Kendisinden geriye toplu şiirlerinin yer aldığı kitaplarının ve bir de kendi yaptığı tabloların asılı olduğu evinin salonunun kalmasını isteyen Lale Müldür bana göre şiirleri gibi yaşayan biri.

04:00 - 15/09/2023 جمعہ
Güncelleme: 17:33 - 15/09/2023 جمعہ
Yeni Şafak
Lale Müldür
Lale Müldür
ZEYNEP KARACA

“Bir ömrü şiire vermek şiir için çok çok iyi bir şey tabii. Ama kötü tarafı diğer yandan yaşam elinden kaçabiliyor. Ve bununla birlikte birçok şey de elinden kaçabiliyor.”

Bu sözler Türk şiirinin yaşayan en iyi şairlerinden biri olan Lale Müldür’e ait. Yaşam mı? Şiir mi? İlk şiir kitabını yeni çıkarmış benim gibi genç bir şair için sadece iki sıradan soru değil öğüt de içinde taşıyor.

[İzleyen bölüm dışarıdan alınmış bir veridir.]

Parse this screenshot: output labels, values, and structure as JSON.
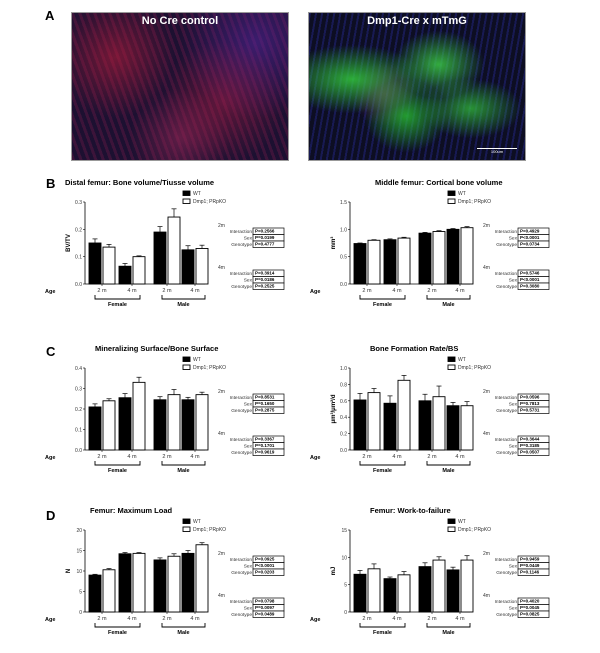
{
  "panel_labels": {
    "a": "A",
    "b": "B",
    "c": "C",
    "d": "D"
  },
  "panel_a": {
    "left_title": "No  Cre control",
    "right_title": "Dmp1-Cre x mTmG",
    "scale_bar": "100um"
  },
  "chart_data": [
    {
      "type": "bar",
      "title": "Distal femur: Bone volume/Tiusse volume",
      "ylabel": "BV/TV",
      "xlabel": "Age",
      "ylim": [
        0,
        0.3
      ],
      "yticks": [
        "0.0",
        "0.1",
        "0.2",
        "0.3"
      ],
      "categories": [
        "2 m",
        "4 m",
        "2 m",
        "4 m"
      ],
      "groups": [
        "Female",
        "Male"
      ],
      "series": [
        {
          "name": "WT",
          "values": [
            0.15,
            0.065,
            0.19,
            0.125
          ],
          "errors": [
            0.015,
            0.01,
            0.02,
            0.015
          ],
          "color": "#000000"
        },
        {
          "name": "Dmp1; PRpKO",
          "values": [
            0.135,
            0.1,
            0.245,
            0.13
          ],
          "errors": [
            0.01,
            0.003,
            0.03,
            0.012
          ],
          "color": "#ffffff"
        }
      ],
      "stats": [
        {
          "age": "2m",
          "rows": [
            [
              "Interaction",
              "P=0.2566"
            ],
            [
              "Sex",
              "P=0.0199"
            ],
            [
              "Genotype",
              "P=0.4777"
            ]
          ]
        },
        {
          "age": "4m",
          "rows": [
            [
              "Interaction",
              "P=0.3914"
            ],
            [
              "Sex",
              "P=0.0186"
            ],
            [
              "Genotype",
              "P=0.2525"
            ]
          ]
        }
      ]
    },
    {
      "type": "bar",
      "title": "Middle femur: Cortical bone volume",
      "ylabel": "mm³",
      "xlabel": "Age",
      "ylim": [
        0,
        1.5
      ],
      "yticks": [
        "0.0",
        "0.5",
        "1.0",
        "1.5"
      ],
      "categories": [
        "2 m",
        "4 m",
        "2 m",
        "4 m"
      ],
      "groups": [
        "Female",
        "Male"
      ],
      "series": [
        {
          "name": "WT",
          "values": [
            0.74,
            0.81,
            0.93,
            1.0
          ],
          "errors": [
            0.01,
            0.015,
            0.015,
            0.015
          ],
          "color": "#000000"
        },
        {
          "name": "Dmp1; PRpKO",
          "values": [
            0.8,
            0.84,
            0.96,
            1.03
          ],
          "errors": [
            0.01,
            0.015,
            0.015,
            0.02
          ],
          "color": "#ffffff"
        }
      ],
      "stats": [
        {
          "age": "2m",
          "rows": [
            [
              "Interaction",
              "P=0.4929"
            ],
            [
              "Sex",
              "P<0.0001"
            ],
            [
              "Genotype",
              "P=0.0734"
            ]
          ]
        },
        {
          "age": "4m",
          "rows": [
            [
              "Interaction",
              "P=0.5746"
            ],
            [
              "Sex",
              "P<0.0001"
            ],
            [
              "Genotype",
              "P=0.3080"
            ]
          ]
        }
      ]
    },
    {
      "type": "bar",
      "title": "Mineralizing Surface/Bone Surface",
      "ylabel": "",
      "xlabel": "Age",
      "ylim": [
        0,
        0.4
      ],
      "yticks": [
        "0.0",
        "0.1",
        "0.2",
        "0.3",
        "0.4"
      ],
      "categories": [
        "2 m",
        "4 m",
        "2 m",
        "4 m"
      ],
      "groups": [
        "Female",
        "Male"
      ],
      "series": [
        {
          "name": "WT",
          "values": [
            0.21,
            0.255,
            0.245,
            0.245
          ],
          "errors": [
            0.015,
            0.02,
            0.015,
            0.012
          ],
          "color": "#000000"
        },
        {
          "name": "Dmp1; PRpKO",
          "values": [
            0.24,
            0.33,
            0.27,
            0.27
          ],
          "errors": [
            0.01,
            0.025,
            0.025,
            0.012
          ],
          "color": "#ffffff"
        }
      ],
      "stats": [
        {
          "age": "2m",
          "rows": [
            [
              "Interaction",
              "P=0.8531"
            ],
            [
              "Sex",
              "P=0.1650"
            ],
            [
              "Genotype",
              "P=0.2875"
            ]
          ]
        },
        {
          "age": "4m",
          "rows": [
            [
              "Interaction",
              "P=0.3367"
            ],
            [
              "Sex",
              "P=0.1701"
            ],
            [
              "Genotype",
              "P=0.9619"
            ]
          ]
        }
      ]
    },
    {
      "type": "bar",
      "title": "Bone Formation Rate/BS",
      "ylabel": "μm³/μm²/d",
      "xlabel": "Age",
      "ylim": [
        0,
        1.0
      ],
      "yticks": [
        "0.0",
        "0.2",
        "0.4",
        "0.6",
        "0.8",
        "1.0"
      ],
      "categories": [
        "2 m",
        "4 m",
        "2 m",
        "4 m"
      ],
      "groups": [
        "Female",
        "Male"
      ],
      "series": [
        {
          "name": "WT",
          "values": [
            0.61,
            0.57,
            0.6,
            0.54
          ],
          "errors": [
            0.08,
            0.09,
            0.08,
            0.04
          ],
          "color": "#000000"
        },
        {
          "name": "Dmp1; PRpKO",
          "values": [
            0.7,
            0.85,
            0.65,
            0.54
          ],
          "errors": [
            0.05,
            0.06,
            0.13,
            0.05
          ],
          "color": "#ffffff"
        }
      ],
      "stats": [
        {
          "age": "2m",
          "rows": [
            [
              "Interaction",
              "P=0.0596"
            ],
            [
              "Sex",
              "P=0.7813"
            ],
            [
              "Genotype",
              "P=0.5731"
            ]
          ]
        },
        {
          "age": "4m",
          "rows": [
            [
              "Interaction",
              "P=0.3644"
            ],
            [
              "Sex",
              "P=0.3185"
            ],
            [
              "Genotype",
              "P=0.0507"
            ]
          ]
        }
      ]
    },
    {
      "type": "bar",
      "title": "Femur: Maximum Load",
      "ylabel": "N",
      "xlabel": "Age",
      "ylim": [
        0,
        20
      ],
      "yticks": [
        "0",
        "5",
        "10",
        "15",
        "20"
      ],
      "categories": [
        "2 m",
        "4 m",
        "2 m",
        "4 m"
      ],
      "groups": [
        "Female",
        "Male"
      ],
      "series": [
        {
          "name": "WT",
          "values": [
            9.0,
            14.2,
            12.7,
            14.3
          ],
          "errors": [
            0.2,
            0.3,
            0.5,
            0.7
          ],
          "color": "#000000"
        },
        {
          "name": "Dmp1; PRpKO",
          "values": [
            10.3,
            14.3,
            13.6,
            16.4
          ],
          "errors": [
            0.3,
            0.2,
            0.6,
            0.5
          ],
          "color": "#ffffff"
        }
      ],
      "stats": [
        {
          "age": "2m",
          "rows": [
            [
              "Interaction",
              "P=0.0925"
            ],
            [
              "Sex",
              "P<0.0001"
            ],
            [
              "Genotype",
              "P=0.0203"
            ]
          ]
        },
        {
          "age": "4m",
          "rows": [
            [
              "Interaction",
              "P=0.0798"
            ],
            [
              "Sex",
              "P=0.0097"
            ],
            [
              "Genotype",
              "P=0.0489"
            ]
          ]
        }
      ]
    },
    {
      "type": "bar",
      "title": "Femur: Work-to-failure",
      "ylabel": "mJ",
      "xlabel": "Age",
      "ylim": [
        0,
        15
      ],
      "yticks": [
        "0",
        "5",
        "10",
        "15"
      ],
      "categories": [
        "2 m",
        "4 m",
        "2 m",
        "4 m"
      ],
      "groups": [
        "Female",
        "Male"
      ],
      "series": [
        {
          "name": "WT",
          "values": [
            6.9,
            6.1,
            8.3,
            7.7
          ],
          "errors": [
            0.7,
            0.3,
            0.7,
            0.5
          ],
          "color": "#000000"
        },
        {
          "name": "Dmp1; PRpKO",
          "values": [
            7.9,
            6.8,
            9.5,
            9.5
          ],
          "errors": [
            0.9,
            0.6,
            0.6,
            0.8
          ],
          "color": "#ffffff"
        }
      ],
      "stats": [
        {
          "age": "2m",
          "rows": [
            [
              "Interaction",
              "P=0.9459"
            ],
            [
              "Sex",
              "P=0.0449"
            ],
            [
              "Genotype",
              "P=0.1146"
            ]
          ]
        },
        {
          "age": "4m",
          "rows": [
            [
              "Interaction",
              "P=0.4020"
            ],
            [
              "Sex",
              "P=0.0045"
            ],
            [
              "Genotype",
              "P=0.0825"
            ]
          ]
        }
      ]
    }
  ]
}
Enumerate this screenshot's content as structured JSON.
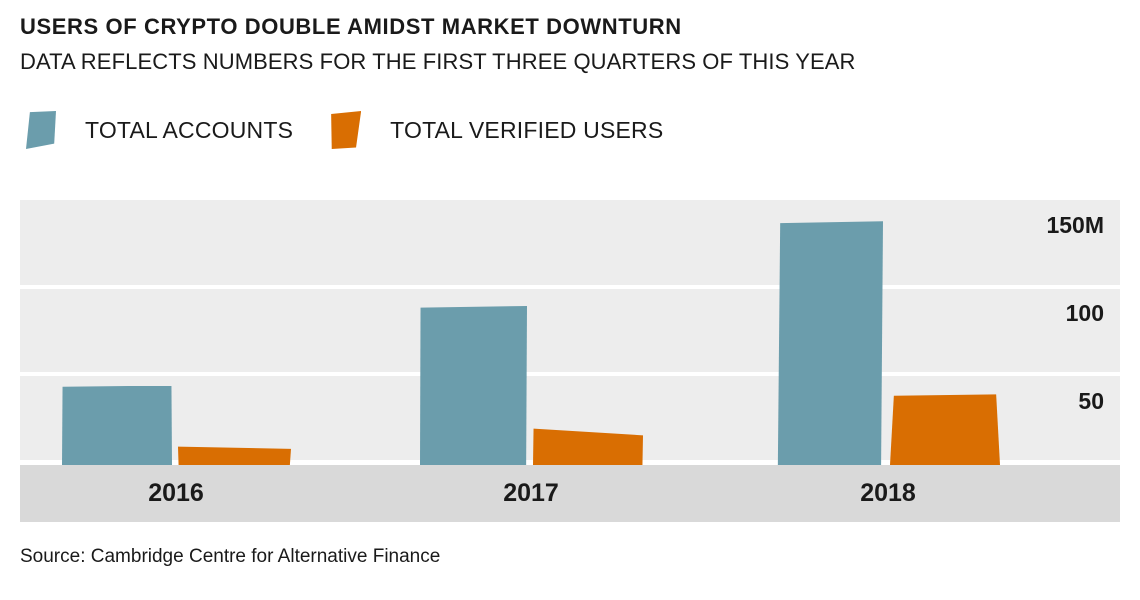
{
  "header": {
    "title": "USERS OF CRYPTO DOUBLE AMIDST MARKET DOWNTURN",
    "subtitle": "DATA REFLECTS NUMBERS FOR THE FIRST THREE QUARTERS OF THIS YEAR"
  },
  "chart_data": {
    "type": "bar",
    "title": "USERS OF CRYPTO DOUBLE AMIDST MARKET DOWNTURN",
    "subtitle": "DATA REFLECTS NUMBERS FOR THE FIRST THREE QUARTERS OF THIS YEAR",
    "categories": [
      "2016",
      "2017",
      "2018"
    ],
    "series": [
      {
        "name": "TOTAL ACCOUNTS",
        "color": "#6b9dac",
        "values": [
          45,
          90,
          138
        ]
      },
      {
        "name": "TOTAL VERIFIED USERS",
        "color": "#d96e02",
        "values": [
          11,
          21,
          40
        ]
      }
    ],
    "unit": "millions of users",
    "xlabel": "",
    "ylabel": "",
    "ylim": [
      0,
      150
    ],
    "yticks": [
      {
        "value": 150,
        "label": "150M"
      },
      {
        "value": 100,
        "label": "100"
      },
      {
        "value": 50,
        "label": "50"
      }
    ],
    "legend_position": "top-left",
    "grid": "horizontal-bands"
  },
  "source": {
    "text": "Source: Cambridge Centre for Alternative Finance"
  },
  "colors": {
    "accounts": "#6b9dac",
    "verified": "#d96e02",
    "grid_band": "#ededed",
    "axis_band": "#d9d9d9",
    "text": "#1a1a1a",
    "background": "#ffffff"
  }
}
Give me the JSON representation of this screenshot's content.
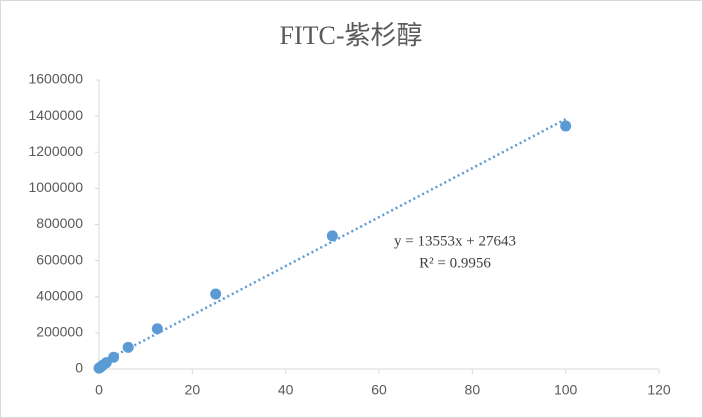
{
  "chart_data": {
    "type": "scatter",
    "title": "FITC-紫杉醇",
    "x": [
      0,
      0.195,
      0.39,
      0.78,
      1.5625,
      3.125,
      6.25,
      12.5,
      25,
      50,
      100
    ],
    "values": [
      5000,
      8000,
      12000,
      20000,
      35000,
      65000,
      120000,
      223000,
      415000,
      737000,
      1345000
    ],
    "color": "#5b9bd5",
    "xlim": [
      0,
      120
    ],
    "xticks": [
      0,
      20,
      40,
      60,
      80,
      100,
      120
    ],
    "ylim": [
      0,
      1600000
    ],
    "yticks": [
      0,
      200000,
      400000,
      600000,
      800000,
      1000000,
      1200000,
      1400000,
      1600000
    ],
    "grid": false,
    "trendline": {
      "slope": 13553,
      "intercept": 27643,
      "equation": "y = 13553x + 27643",
      "r2": "R² = 0.9956"
    }
  }
}
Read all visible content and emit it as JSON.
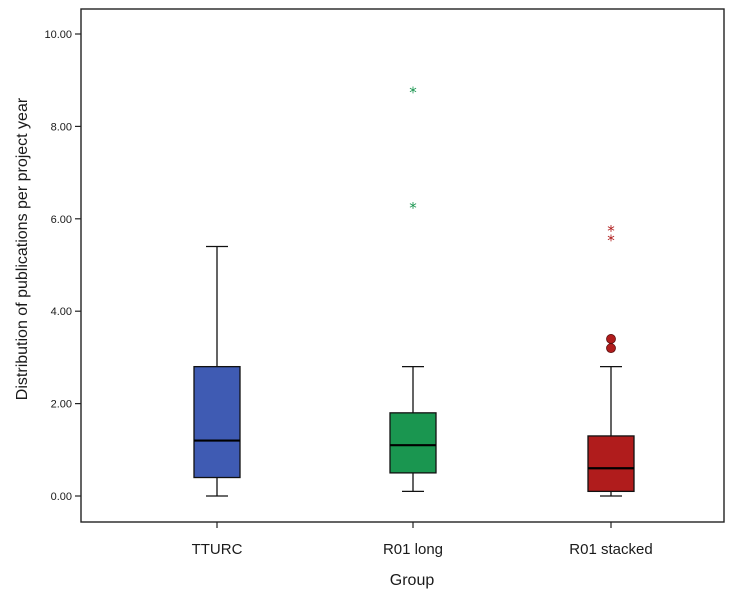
{
  "chart_data": {
    "type": "boxplot",
    "xlabel": "Group",
    "ylabel": "Distribution of publications per project year",
    "ylim": [
      -0.5,
      10.6
    ],
    "yticks": [
      "0.00",
      "2.00",
      "4.00",
      "6.00",
      "8.00",
      "10.00"
    ],
    "grid": false,
    "categories": [
      "TTURC",
      "R01 long",
      "R01 stacked"
    ],
    "boxes": [
      {
        "category": "TTURC",
        "color": "#3F5BB3",
        "min": 0.0,
        "q1": 0.4,
        "median": 1.2,
        "q3": 2.8,
        "max": 5.4,
        "outliers": [],
        "extremes": []
      },
      {
        "category": "R01 long",
        "color": "#1A9650",
        "min": 0.1,
        "q1": 0.5,
        "median": 1.1,
        "q3": 1.8,
        "max": 2.8,
        "outliers": [],
        "extremes": [
          6.3,
          8.8
        ]
      },
      {
        "category": "R01 stacked",
        "color": "#B01C1C",
        "min": 0.0,
        "q1": 0.1,
        "median": 0.6,
        "q3": 1.3,
        "max": 2.8,
        "outliers": [
          3.2,
          3.4
        ],
        "extremes": [
          5.6,
          5.8
        ]
      }
    ]
  }
}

Şiir yazmanın ötesinde günümüz şairlerini tanımak onlarla şiir ve hayat üzerine sohbet etmek benim için çok önemli. Kendime bu sohbetler aracılığıyla yeni sorular soruyorum. Tıptı Lale Müldür’le yaptığımız o kısa röportaj ve sohbetlerden sonrasında olduğu gibi.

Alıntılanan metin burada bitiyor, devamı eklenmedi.